Beberapa hari setelah serangan rudal, Iran mengklaim telah membunuh 80 tentara AS, yang disebutnya "teroris Amerika".

Namun, ada kabar bahwa Iran telah memberi tahu Perdana Menteri Irak Adel Abdel Mahdi bahwa serangan rudal terhadap salah satu pangkalan negara yang menampung pasukan AS sudah dekat.

Finlandia juga diberi peringatan sebelum serangan, dan pemerintah masing-masing mengkonfirmasi bahwa tidak ada kematian meskipun ada klaim yang bertentangan dari Iran.

Letkol Coleman mengenang bahwa pada jam 10 malam semua staf dalam pengawasannya telah berlindung.

"Orang-orang menganggap ini sangat serius," katanya, dan tiga setengah jam kemudian, rudal menghujani.

Serangan itu, kata tentara, berlangsung selama dua jam.

Akeem Ferguson, yang berada di bunker era Saddam Hussein, mengingat saat timnya menerima transmisi yang menakutkan - enam rudal balistik Iran menuju ke arah mereka.
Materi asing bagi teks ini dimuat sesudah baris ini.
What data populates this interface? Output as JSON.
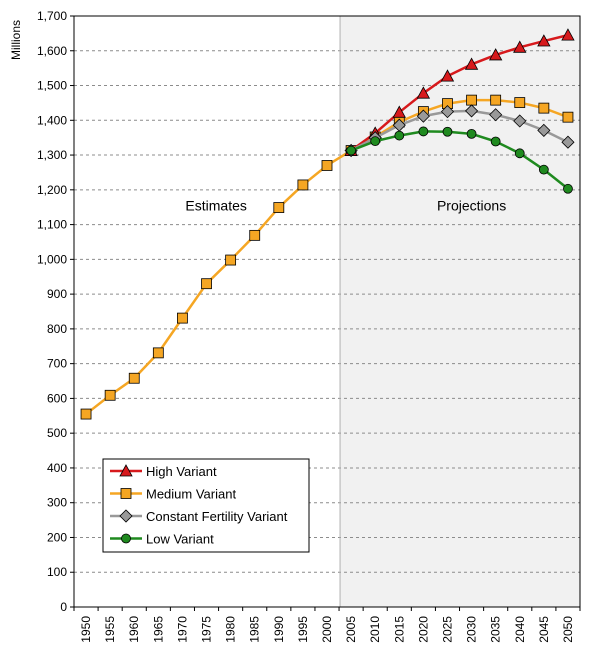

"Saya berpegangan pada pistol saya dan menundukkan kepala dan mencoba mencari tempat yang nyaman, jadi saya mulai bernyanyi untuk putri saya di kepala saya," kata sersan staf itu kepada CNN. "Dan aku hanya menunggu. Aku berharap apa pun yang terjadi, itu cepat."

"Aku 100 persen siap mati," tambahnya.

"Ketika sebuah roket menyerang itu satu hal; tetapi sebuah rudal balistik, itu seperti teror," kata staf Sersan Armando Martinez, yang telah berjaga-jaga di pihak korban.

"Kita harus berada di bunker selama lebih dari lima jam, mungkin tujuh atau delapan," tambah Kenneth Goodwin, Sersan Kepala di Angkatan Udara AS, menurut Reuters.

"Mereka tahu apa yang mereka tuju dengan menargetkan lapangan udara dan area parkir." (TNA)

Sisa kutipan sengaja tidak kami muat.